La SNCF propose une augmentation annuelle moyenne de 2,56% aux cheminots pour 2026
La SNCF a proposé mardi une augmentation moyenne des salaires de ses 140.000 cheminots de 2,56% pour 2026, au-dessus de l'inflation attendue cette année.
Les quatre syndicats représentatifs de la SNCF ont jusqu'au 27 janvier pour signer ou non la proposition qui leur a été faite par la direction du groupe ferroviaire au dernier jour des négociations annuelles obligatoires (NAO).
Pour pouvoir mettre l'accord en oeuvre, la direction demande l'assentiment d'au moins deux centrales syndicales représentatives sur quatre (CGT, Unsa, Sud-Rail, CFDT).

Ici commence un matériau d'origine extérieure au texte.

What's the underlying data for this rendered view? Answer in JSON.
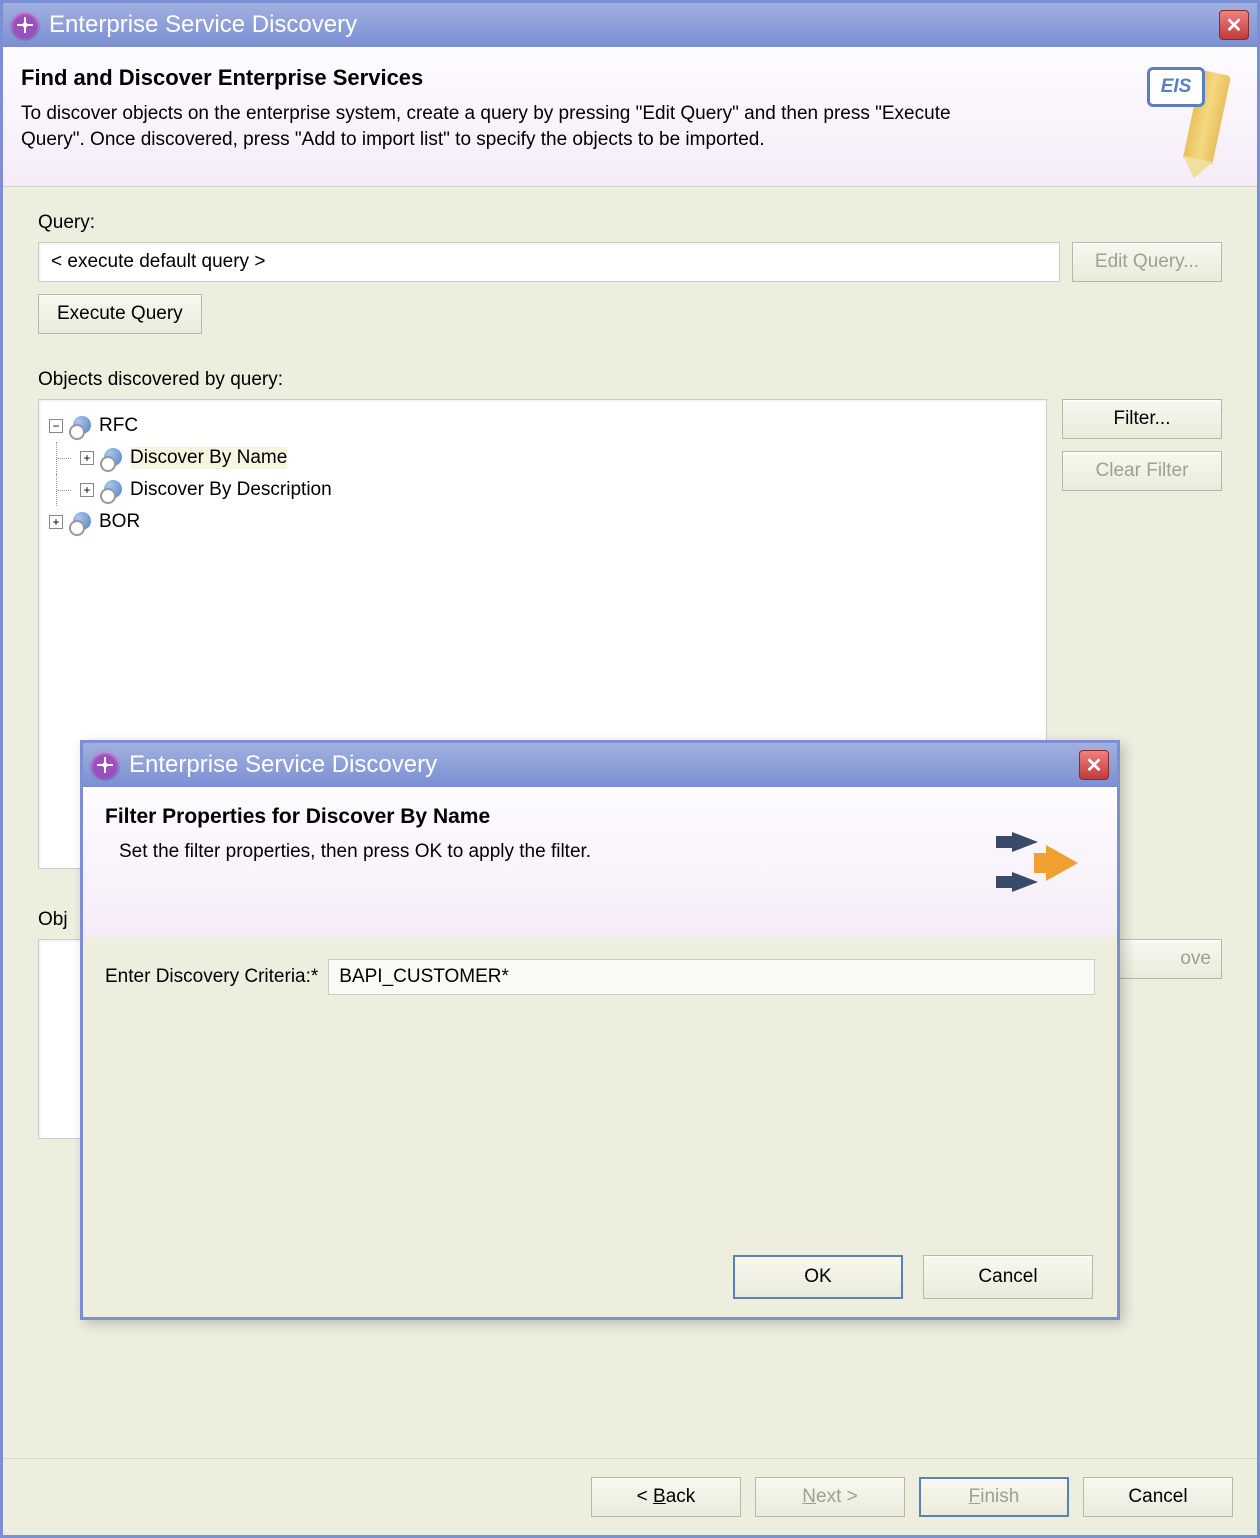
{
  "main": {
    "title": "Enterprise Service Discovery",
    "banner": {
      "heading": "Find and Discover Enterprise Services",
      "desc": "To discover objects on the enterprise system, create a query by pressing \"Edit Query\" and then press \"Execute Query\". Once discovered, press \"Add to import list\" to specify the objects to be imported.",
      "eis": "EIS"
    },
    "query_label": "Query:",
    "query_value": "< execute default query >",
    "edit_query": "Edit Query...",
    "execute_query": "Execute Query",
    "discovered_label": "Objects discovered by query:",
    "tree": {
      "rfc": "RFC",
      "by_name": "Discover By Name",
      "by_desc": "Discover By Description",
      "bor": "BOR"
    },
    "filter_btn": "Filter...",
    "clear_filter_btn": "Clear Filter",
    "import_label": "Obj",
    "remove_btn_fragment": "ove",
    "footer": {
      "back_prefix": "< ",
      "back_mn": "B",
      "back_suffix": "ack",
      "next_mn": "N",
      "next_suffix": "ext >",
      "finish_mn": "F",
      "finish_suffix": "inish",
      "cancel": "Cancel"
    }
  },
  "modal": {
    "title": "Enterprise Service Discovery",
    "heading": "Filter Properties for Discover By Name",
    "desc": "Set the filter properties, then press OK to apply the filter.",
    "criteria_label": "Enter Discovery Criteria:*",
    "criteria_value": "BAPI_CUSTOMER*",
    "ok": "OK",
    "cancel": "Cancel"
  }
}
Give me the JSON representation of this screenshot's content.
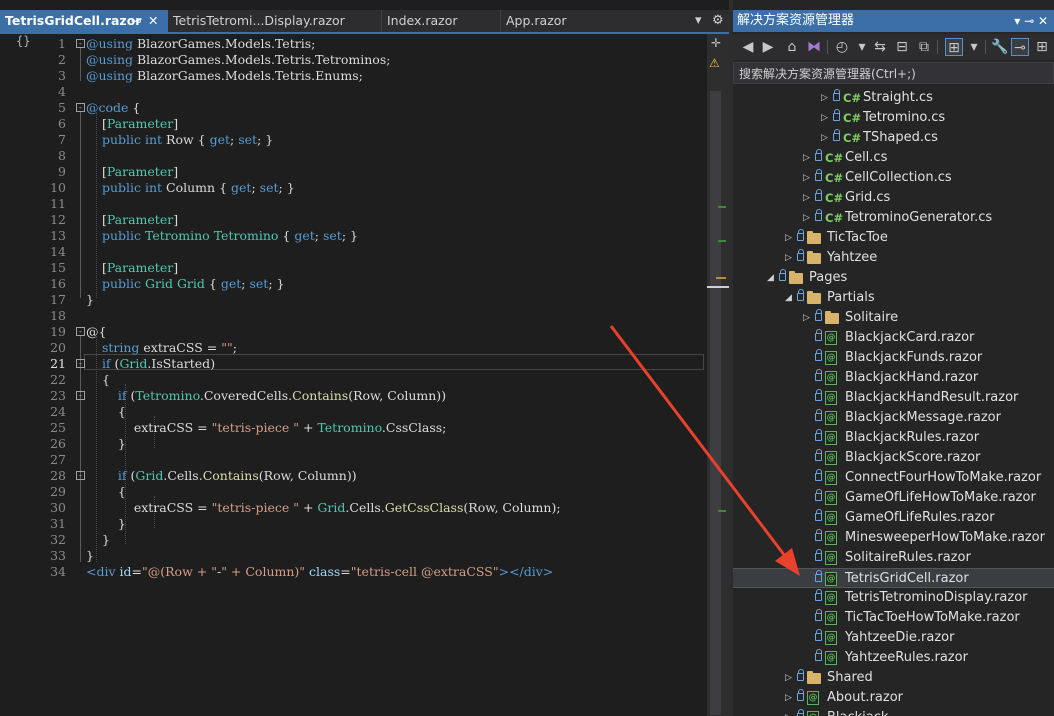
{
  "editor": {
    "tabs": [
      {
        "label": "TetrisGridCell.razor",
        "active": true
      },
      {
        "label": "TetrisTetromi...Display.razor",
        "active": false
      },
      {
        "label": "Index.razor",
        "active": false
      },
      {
        "label": "App.razor",
        "active": false
      }
    ],
    "pin_icon": "⊸",
    "close_icon": "✕",
    "dropdown_icon": "▾",
    "settings_icon": "⚙",
    "nav_glyph": "{}",
    "split_icon": "✛",
    "warning_icon": "⚠",
    "current_line": 21,
    "lines": [
      {
        "n": "1",
        "fold": "-",
        "text": "@using BlazorGames.Models.Tetris;"
      },
      {
        "n": "2",
        "text": "@using BlazorGames.Models.Tetris.Tetrominos;"
      },
      {
        "n": "3",
        "text": "@using BlazorGames.Models.Tetris.Enums;"
      },
      {
        "n": "4",
        "text": ""
      },
      {
        "n": "5",
        "fold": "-",
        "text": "@code {"
      },
      {
        "n": "6",
        "text": "    [Parameter]"
      },
      {
        "n": "7",
        "text": "    public int Row { get; set; }"
      },
      {
        "n": "8",
        "text": ""
      },
      {
        "n": "9",
        "text": "    [Parameter]"
      },
      {
        "n": "10",
        "text": "    public int Column { get; set; }"
      },
      {
        "n": "11",
        "text": ""
      },
      {
        "n": "12",
        "text": "    [Parameter]"
      },
      {
        "n": "13",
        "text": "    public Tetromino Tetromino { get; set; }"
      },
      {
        "n": "14",
        "text": ""
      },
      {
        "n": "15",
        "text": "    [Parameter]"
      },
      {
        "n": "16",
        "text": "    public Grid Grid { get; set; }"
      },
      {
        "n": "17",
        "text": "}"
      },
      {
        "n": "18",
        "text": ""
      },
      {
        "n": "19",
        "fold": "-",
        "text": "@{"
      },
      {
        "n": "20",
        "text": "    string extraCSS = \"\";"
      },
      {
        "n": "21",
        "fold": "-",
        "text": "    if (Grid.IsStarted)"
      },
      {
        "n": "22",
        "text": "    {"
      },
      {
        "n": "23",
        "fold": "-",
        "text": "        if (Tetromino.CoveredCells.Contains(Row, Column))"
      },
      {
        "n": "24",
        "text": "        {"
      },
      {
        "n": "25",
        "text": "            extraCSS = \"tetris-piece \" + Tetromino.CssClass;"
      },
      {
        "n": "26",
        "text": "        }"
      },
      {
        "n": "27",
        "text": ""
      },
      {
        "n": "28",
        "fold": "-",
        "text": "        if (Grid.Cells.Contains(Row, Column))"
      },
      {
        "n": "29",
        "text": "        {"
      },
      {
        "n": "30",
        "text": "            extraCSS = \"tetris-piece \" + Grid.Cells.GetCssClass(Row, Column);"
      },
      {
        "n": "31",
        "text": "        }"
      },
      {
        "n": "32",
        "text": "    }"
      },
      {
        "n": "33",
        "text": "}"
      },
      {
        "n": "34",
        "text": "<div id=\"@(Row + \"-\" + Column)\" class=\"tetris-cell @extraCSS\"></div>"
      }
    ]
  },
  "solution_explorer": {
    "title": "解决方案资源管理器",
    "title_controls": "▾ ⊸ ✕",
    "search_placeholder": "搜索解决方案资源管理器(Ctrl+;)",
    "toolbar_icons": [
      "back-icon",
      "forward-icon",
      "home-icon",
      "vs-icon",
      "history-icon",
      "sync-icon",
      "collapse-icon",
      "copy-icon",
      "view-icon",
      "wrench-icon",
      "preview-icon",
      "pin-icon"
    ],
    "tree": [
      {
        "label": "Straight.cs",
        "type": "cs",
        "depth": 4,
        "arrow": "▷"
      },
      {
        "label": "Tetromino.cs",
        "type": "cs",
        "depth": 4,
        "arrow": "▷"
      },
      {
        "label": "TShaped.cs",
        "type": "cs",
        "depth": 4,
        "arrow": "▷"
      },
      {
        "label": "Cell.cs",
        "type": "cs",
        "depth": 3,
        "arrow": "▷"
      },
      {
        "label": "CellCollection.cs",
        "type": "cs",
        "depth": 3,
        "arrow": "▷"
      },
      {
        "label": "Grid.cs",
        "type": "cs",
        "depth": 3,
        "arrow": "▷"
      },
      {
        "label": "TetrominoGenerator.cs",
        "type": "cs",
        "depth": 3,
        "arrow": "▷"
      },
      {
        "label": "TicTacToe",
        "type": "folder",
        "depth": 2,
        "arrow": "▷"
      },
      {
        "label": "Yahtzee",
        "type": "folder",
        "depth": 2,
        "arrow": "▷"
      },
      {
        "label": "Pages",
        "type": "folder",
        "depth": 1,
        "arrow": "◢"
      },
      {
        "label": "Partials",
        "type": "folder",
        "depth": 2,
        "arrow": "◢"
      },
      {
        "label": "Solitaire",
        "type": "folder",
        "depth": 3,
        "arrow": "▷"
      },
      {
        "label": "BlackjackCard.razor",
        "type": "razor",
        "depth": 3
      },
      {
        "label": "BlackjackFunds.razor",
        "type": "razor",
        "depth": 3
      },
      {
        "label": "BlackjackHand.razor",
        "type": "razor",
        "depth": 3
      },
      {
        "label": "BlackjackHandResult.razor",
        "type": "razor",
        "depth": 3
      },
      {
        "label": "BlackjackMessage.razor",
        "type": "razor",
        "depth": 3
      },
      {
        "label": "BlackjackRules.razor",
        "type": "razor",
        "depth": 3
      },
      {
        "label": "BlackjackScore.razor",
        "type": "razor",
        "depth": 3
      },
      {
        "label": "ConnectFourHowToMake.razor",
        "type": "razor",
        "depth": 3
      },
      {
        "label": "GameOfLifeHowToMake.razor",
        "type": "razor",
        "depth": 3
      },
      {
        "label": "GameOfLifeRules.razor",
        "type": "razor",
        "depth": 3
      },
      {
        "label": "MinesweeperHowToMake.razor",
        "type": "razor",
        "depth": 3
      },
      {
        "label": "SolitaireRules.razor",
        "type": "razor",
        "depth": 3
      },
      {
        "label": "TetrisGridCell.razor",
        "type": "razor",
        "depth": 3,
        "selected": true
      },
      {
        "label": "TetrisTetrominoDisplay.razor",
        "type": "razor",
        "depth": 3
      },
      {
        "label": "TicTacToeHowToMake.razor",
        "type": "razor",
        "depth": 3
      },
      {
        "label": "YahtzeeDie.razor",
        "type": "razor",
        "depth": 3
      },
      {
        "label": "YahtzeeRules.razor",
        "type": "razor",
        "depth": 3
      },
      {
        "label": "Shared",
        "type": "folder",
        "depth": 2,
        "arrow": "▷"
      },
      {
        "label": "About.razor",
        "type": "razor",
        "depth": 2,
        "arrow": "▷"
      },
      {
        "label": "Blackjack...",
        "type": "razor",
        "depth": 2,
        "arrow": "▷"
      }
    ]
  },
  "colors": {
    "accent": "#3c6fa8",
    "annotation_arrow": "#e8412c",
    "keyword": "#569cd6",
    "type": "#4ec9b0",
    "string": "#d69d85"
  }
}
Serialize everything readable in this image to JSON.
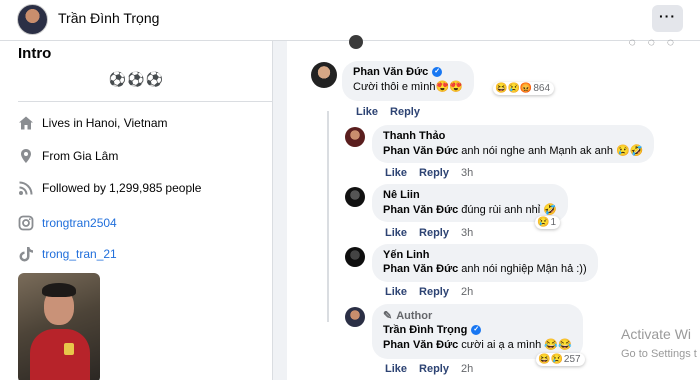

"On considére qu'il faut au minimum une forme d'adhésion pour qu'il soit appliqué", a dit Philippe Bru, le DRH de l'entreprise lors d'un briefing avec la presse.
"S'il y a zéro ou une seule signature, il n'y aura rien (pas d'augmentation, NDLR), sauf la garantie qu'à la SNCF personne ne travaille à moins du smic plus 10%": "Pas un seul salaire à la SNCF n'est inférieur à 2.005 euros (...) et ceci sera maintenu", a-t-il dit.
Dans le détail, la proposition de 2,56% inclut une augmentation générale des salaires de 0,5%, appliquée en deux temps, à raison de 0,25% en juillet et de 0,25% en octobre, ainsi que des mesures individuelles.
L'entreprise publique annonce aussi la création en 2026 d'une GPSA (garantie de progression salariale annuelle), qui permet de lisser les progressions d'échelons à l'ancienneté, de manière à ce que chaque salarié bénéficie chaque année en décembre d'une augmentation liée à son ancienneté.
Cette GPSA permettra aux 100.000 cheminots qui n'atteignent pas un nouvel échelon cette année d'éviter d'attendre les dates d'échéance. Au minimum, chacun ou chacune aura "+0,6% d'augmentation ancienneté chaque année en décembre", a expliqué M. Bru.
Par ailleurs, alors que la SNCF devrait avoir réalisé de bons résultats en 2025, le groupe annonce la mise en place d'une prime de partage de la valeur de 650 euros en 2026. Le groupe considère que les 400 euros versés à chaque cheminot en décembre en font partie, le solde de 250 euros doit l'être en mars.
- "Le compte n'y est pas" -
Ceci s'ajoute à une prime d'intéressement moyenne de 1.100 euros qui sera versée en mai, soit au total 1.750 euros en prime de participation aux résultats de l'entreprise pur l'année.
Mais pour la CGT, premier syndicat du groupe, et pour Sud-Rail, quatrième syndicat, qui avaient tous deux appelé à une journée de grève mardi afin d'appuyer leurs revendications pendant la durée de la réunion avec la direction, "le compte n'y est pas", ont dit leurs représentants à l'AFP mardi soir.
"Les propositions sont loin d'être à la hauteur" a souligné Cedric Robert de la CGT. "Deux augmentations générales de 0,25% en juillet et en octobre, cela équivaut à 0,2% par mois sur l'ensemble de l'année 2026" a-t-il fait valoir.
Par ailleurs, les 400 euros de prime de partage de la valeur versés en décembre 2025 n'étaient pas une prime anticipée pour 2026", a estimé Fabien Villedieu, secrétaire fédéral de Sud-Rail, contredisant les propos de la direction. Selon son calcul, pour 2026, il manquera donc au minimum 150 euros de prime juste pour être au même niveau que les années précédentes" (400 euros versés en 2024 également).
"Au regard des bénéfices de dingue qu'on attend pour la SNCF cette année, ce n'est franchement pas à la hauteur" a-t-il estimé, en soulignant qu'il allait consulter ses adhérents.
"Nous avons eu une fin de non recevoir pour notre demande de treizième mois pour tous, et pour la grille unique des salaires" tout ça après 8 ans de gel des salaires dans les années 2020 qui nous ont fait accumuler du retard salarial, a pour sa part déploré Cédric Robert de la CGT.
Les résultats financiers 2025 de la SNCF seront connus fin février. Au premier semestre, elle a multiplié par six son bénéfice net, à 950 millions d'euros, portée notamment par la hausse du trafic sur les rails et l'engouement des voyageurs pour le train depuis le Covid.